Intoduction de projet

Ré/écrire le Tanger touristique

Remettre en question les récits urbains de visiteurs étrangers pour redonner voix aux citoyens

Jouissant d’une position stratégique, là où l’Europe et l’Afrique mais aussi la Méditerranée et l’Atlantique se rejoignent, Tanger est, depuis au moins l’époque romaine, une ville multiculturelle très convoitée[1]. Comme partout ailleurs, les conquêtes de Tanger se sont cependant faites de différentes manières : parfois par la force, mais également très souvent par d’autres biais. Ainsi Said, dans son ouvrage intitulé l’Orientalisme (1978), montre-t-il que la littérature et l’art sont des mécanismes de structuration et de contrôle ; de même, l’ouvrage de Nash, Le tourisme comme impérialisme (1989), attire l’attention sur la façon dont le tourisme incarne le pouvoir et peut être une forme d’appropriation. La mise en commun de ces thèmes fournit un terrain de recherche fertile dans une ville comme Tanger, terre de rencontres hybride, berceau de traditions littéraires et créatrices dépassant les frontières et centre touristique de renommée internationale.

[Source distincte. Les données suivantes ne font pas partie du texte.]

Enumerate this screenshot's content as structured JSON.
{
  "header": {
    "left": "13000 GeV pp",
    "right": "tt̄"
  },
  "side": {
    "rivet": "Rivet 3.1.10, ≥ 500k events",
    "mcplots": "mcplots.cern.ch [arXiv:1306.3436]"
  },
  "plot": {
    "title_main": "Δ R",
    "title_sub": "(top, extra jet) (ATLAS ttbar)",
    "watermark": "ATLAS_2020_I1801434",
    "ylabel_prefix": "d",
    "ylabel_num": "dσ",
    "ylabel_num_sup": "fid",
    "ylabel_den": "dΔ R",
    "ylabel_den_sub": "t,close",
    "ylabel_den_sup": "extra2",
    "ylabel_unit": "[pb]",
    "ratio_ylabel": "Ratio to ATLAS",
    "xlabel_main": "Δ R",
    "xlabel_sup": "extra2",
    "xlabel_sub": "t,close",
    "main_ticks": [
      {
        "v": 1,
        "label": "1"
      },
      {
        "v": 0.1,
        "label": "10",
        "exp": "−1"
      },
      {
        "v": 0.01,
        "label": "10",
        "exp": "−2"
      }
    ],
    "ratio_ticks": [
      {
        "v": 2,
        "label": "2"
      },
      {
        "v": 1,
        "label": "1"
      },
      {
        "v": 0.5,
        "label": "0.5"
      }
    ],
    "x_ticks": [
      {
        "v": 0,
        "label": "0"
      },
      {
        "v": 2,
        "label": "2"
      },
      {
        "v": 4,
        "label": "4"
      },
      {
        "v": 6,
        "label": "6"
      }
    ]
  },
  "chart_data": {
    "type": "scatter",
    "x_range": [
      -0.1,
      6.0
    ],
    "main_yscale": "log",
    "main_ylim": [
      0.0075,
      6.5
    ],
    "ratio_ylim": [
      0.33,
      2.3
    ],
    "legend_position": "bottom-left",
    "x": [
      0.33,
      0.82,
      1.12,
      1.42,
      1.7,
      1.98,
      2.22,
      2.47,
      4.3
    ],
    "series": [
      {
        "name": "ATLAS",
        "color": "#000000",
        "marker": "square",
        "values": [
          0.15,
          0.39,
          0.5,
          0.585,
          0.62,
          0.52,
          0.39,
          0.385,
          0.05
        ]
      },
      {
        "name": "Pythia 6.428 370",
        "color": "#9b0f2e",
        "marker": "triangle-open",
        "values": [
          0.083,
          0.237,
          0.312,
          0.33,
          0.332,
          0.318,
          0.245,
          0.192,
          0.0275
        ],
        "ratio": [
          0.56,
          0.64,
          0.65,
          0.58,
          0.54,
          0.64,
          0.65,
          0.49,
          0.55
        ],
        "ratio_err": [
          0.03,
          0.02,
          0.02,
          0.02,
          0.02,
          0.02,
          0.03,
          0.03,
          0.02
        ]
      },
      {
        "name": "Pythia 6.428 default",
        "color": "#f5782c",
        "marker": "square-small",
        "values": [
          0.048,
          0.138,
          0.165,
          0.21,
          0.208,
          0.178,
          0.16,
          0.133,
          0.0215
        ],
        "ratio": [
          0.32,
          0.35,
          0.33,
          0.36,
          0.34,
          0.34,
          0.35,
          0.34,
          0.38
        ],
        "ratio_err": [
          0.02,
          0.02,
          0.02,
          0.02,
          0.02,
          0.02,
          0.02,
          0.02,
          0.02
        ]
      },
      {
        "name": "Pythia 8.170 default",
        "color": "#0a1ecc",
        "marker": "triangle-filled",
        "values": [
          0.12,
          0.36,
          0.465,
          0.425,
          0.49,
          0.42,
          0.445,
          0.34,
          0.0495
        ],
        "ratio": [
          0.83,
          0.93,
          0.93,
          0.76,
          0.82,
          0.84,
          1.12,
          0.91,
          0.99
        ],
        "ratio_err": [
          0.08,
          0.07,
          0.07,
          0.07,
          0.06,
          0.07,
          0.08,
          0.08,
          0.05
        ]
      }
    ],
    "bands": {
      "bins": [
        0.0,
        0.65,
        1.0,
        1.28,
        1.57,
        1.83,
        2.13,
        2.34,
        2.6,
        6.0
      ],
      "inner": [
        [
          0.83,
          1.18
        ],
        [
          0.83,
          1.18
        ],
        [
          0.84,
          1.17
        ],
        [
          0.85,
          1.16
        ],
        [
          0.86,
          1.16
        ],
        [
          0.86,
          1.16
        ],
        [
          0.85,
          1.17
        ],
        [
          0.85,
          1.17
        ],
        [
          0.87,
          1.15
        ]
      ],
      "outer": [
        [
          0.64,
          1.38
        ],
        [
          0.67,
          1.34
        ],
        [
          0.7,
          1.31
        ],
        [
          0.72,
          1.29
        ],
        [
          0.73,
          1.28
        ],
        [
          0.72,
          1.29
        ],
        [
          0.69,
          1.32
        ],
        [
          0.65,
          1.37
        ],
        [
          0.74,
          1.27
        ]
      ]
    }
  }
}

Pistes et thèmes de recherche :

Le projet s’inspire de la réflexion de Tuan, pour qui « une ville peut être considérée comme une construction faite de mots autant que de pierres ». Pour ce faire, ce projet étudie les récits de voyage (au sens le plus large du terme) comme une force participant activement, un peu à l’image du marteau et de l’enclume, à la construction de l’environnement[2]. Plus spécifiquement, il se concentre sur le thème de la ville et des figures récurrentes qu’il génère dans les écrits de voyage de langue anglaise pour expliquer qu’ils ont joué un rôle très important dans le cas de Tanger. Dans un des schémas narratifs souvent utilisés pour la décrire, la ville est présentée de manière dichotomique, symbolisant d’une part la liberté, le mystère et l’intrigue et d’autre part le tumulte, le désordre et le déclin. Ce projet analyse et questionne ces récits en allant les chercher dans des sources variées et en s’appuyant sur une vaste période, pour tenter d’identifier et de critiquer les limites de ce genre littéraire. Plusieurs questions cruciales déjà identifiées sont : 1/ l’accent mis sur les descriptions de la ville par des étrangers lors de brèves visites 2/ l’intérêt et la nostalgie que suscite le passé colonial de la ville et 3/ la ville perçue comme « exotique » et profondément différente car, comme on l’entend souvent dire, « bien qu’elle ne soit qu’à une heure de ferry de l’Espagne, la ville semble être à la fois très loin de l’Europe… tout en se révélant presque totalement inconnue » (…introduction, pages non numérotées). Le projet cherche à contredire de tels discours, à transcender les analyses binaires et à promouvoir leur synthèse en donnant les moyens aux populations locales[3], en l’occurrence les étudiants de Tanger, d’étudier ces récits pour ensuite commencer à réécrire la ville à partir de leur point de vue d’habitants, tout ceci dans le contexte des grandes transformations qu’elle subit à l’heure actuelle.

Les questions centrales qui seront traitées sont les suivantes : quelles contributions les récits urbains de langue anglaise ont-ils apporté à l’élaboration de l’image de la ville de Tanger ? Quelles inexactitudes peuvent être repérées dans ces récits urbains ? Comment les voix citoyennes de Tanger peuvent-elles se faire entendre pour enrichir le genre ?



[1] Les origines de la ville et sa richesse culturelle sont étudiées dans Vaidon (1977). Cependant, une histoire revue et actualisée de la ville en anglais manque toujours.

[2] Voir aussi Pratt (1992).

[3] Le projet utilise le concept d’« autoethnographie », méthode qualitative que Pratt (1992) emprunte, pour l’extrapoler, à l’« ethnographie » de Geertz (1973). Citant Pratt, Butz et Busio (2004, p. 350) l’expliquent ainsi : « lorsque des membres de groupes colonisés…. se définissent par rapport à leurs colonisateurs… (en utilisant)… les termes des colonisateurs tout en restant fidèles à leurs propres représentations d’eux-mêmes ». Dans ce cas, c’est une rencontre post-coloniale et le media est le récit de voyage. En outre, Butz and Basio voient « deux responsabilités centrales » pour les chercheurs dans le domaine des représentations post-coloniales, « identifier et analyser les effets persistants du colonialisme, et contribuer à l’élaboration de méthodes qui réduisent à néant ces effets ».